Anyone like the way GW is going with them? Also, can anyone tell me which of the books follow this new format, I think I'll try and steer clear...


----------



## Ancient Tiel' a fier (May 5, 2008)

quite a few of them really; empire, orcs and goblins, high elves, vampire counts, and daemons. Its only a matter of time till they all do.


----------



## Green Knight (Feb 25, 2008)

They have tryed to make them easyer to use, but i think the older Format is better, I sapose time brings change


----------



## TrentLanthier (Apr 28, 2008)

One thing I've seen over the years of playing many RPG's is that change always frustrates Veterans who knew where everything was even if it made no sense.
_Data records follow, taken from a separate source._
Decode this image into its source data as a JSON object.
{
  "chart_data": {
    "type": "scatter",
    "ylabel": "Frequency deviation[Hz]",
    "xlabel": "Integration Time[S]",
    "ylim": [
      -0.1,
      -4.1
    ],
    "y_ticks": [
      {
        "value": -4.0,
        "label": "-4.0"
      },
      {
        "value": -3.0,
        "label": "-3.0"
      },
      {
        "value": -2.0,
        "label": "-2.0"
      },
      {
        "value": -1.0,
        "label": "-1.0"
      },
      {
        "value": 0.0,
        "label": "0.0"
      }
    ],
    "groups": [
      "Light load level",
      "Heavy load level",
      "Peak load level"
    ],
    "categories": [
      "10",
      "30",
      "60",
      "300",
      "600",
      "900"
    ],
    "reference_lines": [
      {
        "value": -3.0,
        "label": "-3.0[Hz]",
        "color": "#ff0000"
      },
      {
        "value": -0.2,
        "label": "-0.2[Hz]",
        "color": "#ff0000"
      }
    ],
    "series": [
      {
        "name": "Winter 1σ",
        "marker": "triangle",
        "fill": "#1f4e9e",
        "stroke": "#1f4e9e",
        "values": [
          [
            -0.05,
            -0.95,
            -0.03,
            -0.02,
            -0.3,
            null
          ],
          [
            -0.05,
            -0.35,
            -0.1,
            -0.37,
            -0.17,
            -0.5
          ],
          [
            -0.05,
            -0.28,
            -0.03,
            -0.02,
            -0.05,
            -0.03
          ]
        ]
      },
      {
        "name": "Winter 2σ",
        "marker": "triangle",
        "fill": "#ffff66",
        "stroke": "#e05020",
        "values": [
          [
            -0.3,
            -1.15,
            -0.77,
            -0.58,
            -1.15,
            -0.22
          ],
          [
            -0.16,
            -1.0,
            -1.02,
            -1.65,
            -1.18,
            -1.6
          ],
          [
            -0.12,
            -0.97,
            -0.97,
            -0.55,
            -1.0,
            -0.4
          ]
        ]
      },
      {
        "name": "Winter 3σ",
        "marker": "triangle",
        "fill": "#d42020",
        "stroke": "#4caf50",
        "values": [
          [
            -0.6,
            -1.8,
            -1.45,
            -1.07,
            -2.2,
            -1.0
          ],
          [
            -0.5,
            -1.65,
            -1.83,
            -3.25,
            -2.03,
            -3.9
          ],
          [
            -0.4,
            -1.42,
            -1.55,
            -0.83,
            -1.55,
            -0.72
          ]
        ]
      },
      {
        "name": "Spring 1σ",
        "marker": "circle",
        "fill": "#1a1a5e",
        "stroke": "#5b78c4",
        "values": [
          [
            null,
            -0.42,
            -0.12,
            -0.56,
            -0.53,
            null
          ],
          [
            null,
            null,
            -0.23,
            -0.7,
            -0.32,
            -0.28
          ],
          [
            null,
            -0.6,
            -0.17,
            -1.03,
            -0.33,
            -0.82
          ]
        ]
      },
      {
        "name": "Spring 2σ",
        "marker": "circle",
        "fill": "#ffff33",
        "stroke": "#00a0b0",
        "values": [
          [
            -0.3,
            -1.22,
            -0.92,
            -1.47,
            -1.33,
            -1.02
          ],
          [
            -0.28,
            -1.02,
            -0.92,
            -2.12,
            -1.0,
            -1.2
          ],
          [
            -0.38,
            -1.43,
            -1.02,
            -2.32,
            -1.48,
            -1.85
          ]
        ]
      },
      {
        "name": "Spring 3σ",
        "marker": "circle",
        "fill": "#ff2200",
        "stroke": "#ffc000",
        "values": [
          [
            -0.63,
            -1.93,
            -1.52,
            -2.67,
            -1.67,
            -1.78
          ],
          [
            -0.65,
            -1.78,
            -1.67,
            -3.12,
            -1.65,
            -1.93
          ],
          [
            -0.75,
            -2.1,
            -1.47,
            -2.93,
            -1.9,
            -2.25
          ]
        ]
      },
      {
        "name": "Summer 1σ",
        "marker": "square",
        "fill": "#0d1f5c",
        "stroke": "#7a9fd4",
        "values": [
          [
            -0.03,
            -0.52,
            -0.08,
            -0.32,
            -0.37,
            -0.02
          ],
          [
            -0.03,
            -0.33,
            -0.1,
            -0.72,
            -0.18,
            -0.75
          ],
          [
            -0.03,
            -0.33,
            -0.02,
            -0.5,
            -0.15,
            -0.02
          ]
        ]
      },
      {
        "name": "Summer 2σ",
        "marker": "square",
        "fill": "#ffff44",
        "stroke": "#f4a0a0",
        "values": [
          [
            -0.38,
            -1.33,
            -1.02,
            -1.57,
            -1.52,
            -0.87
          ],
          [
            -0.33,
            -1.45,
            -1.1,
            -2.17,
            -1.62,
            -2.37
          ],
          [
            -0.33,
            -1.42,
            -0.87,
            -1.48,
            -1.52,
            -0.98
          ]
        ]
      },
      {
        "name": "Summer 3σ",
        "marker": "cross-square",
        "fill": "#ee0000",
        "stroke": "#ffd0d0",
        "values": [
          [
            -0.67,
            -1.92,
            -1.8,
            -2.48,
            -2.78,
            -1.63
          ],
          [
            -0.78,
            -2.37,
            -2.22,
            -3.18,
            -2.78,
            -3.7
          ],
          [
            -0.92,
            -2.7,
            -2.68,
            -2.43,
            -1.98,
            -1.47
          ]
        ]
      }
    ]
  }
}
Yet change is normally easier for new players who haven't had to learn wierd/strange ways of filing things.


----------



## Red Orc (Jun 14, 2007)

And in 5 years time, when the books have been redone, the current crop of new gamers (who will by then be veterans) will be saying "I hate this new format, why can't we go back to the classic 7th Ed style..."

Whatever you start with becomes the 'benchmark' by which you judge. It's inevitable. If you're _really really lucky_, after a while a new rulebook will be brought out and you'll go "wow! That's really clear and well organised!"

Doesn't often happen though :wink:

atient cyclops:


----------



## bobss (May 18, 2008)

the old format was easier however from a fluff point of view i like the new one better because it tells you more about each troop type

however i think theve started doin it to ' bulk ' the dex up because a bit of background and an army list wouldn`t be worth £12


----------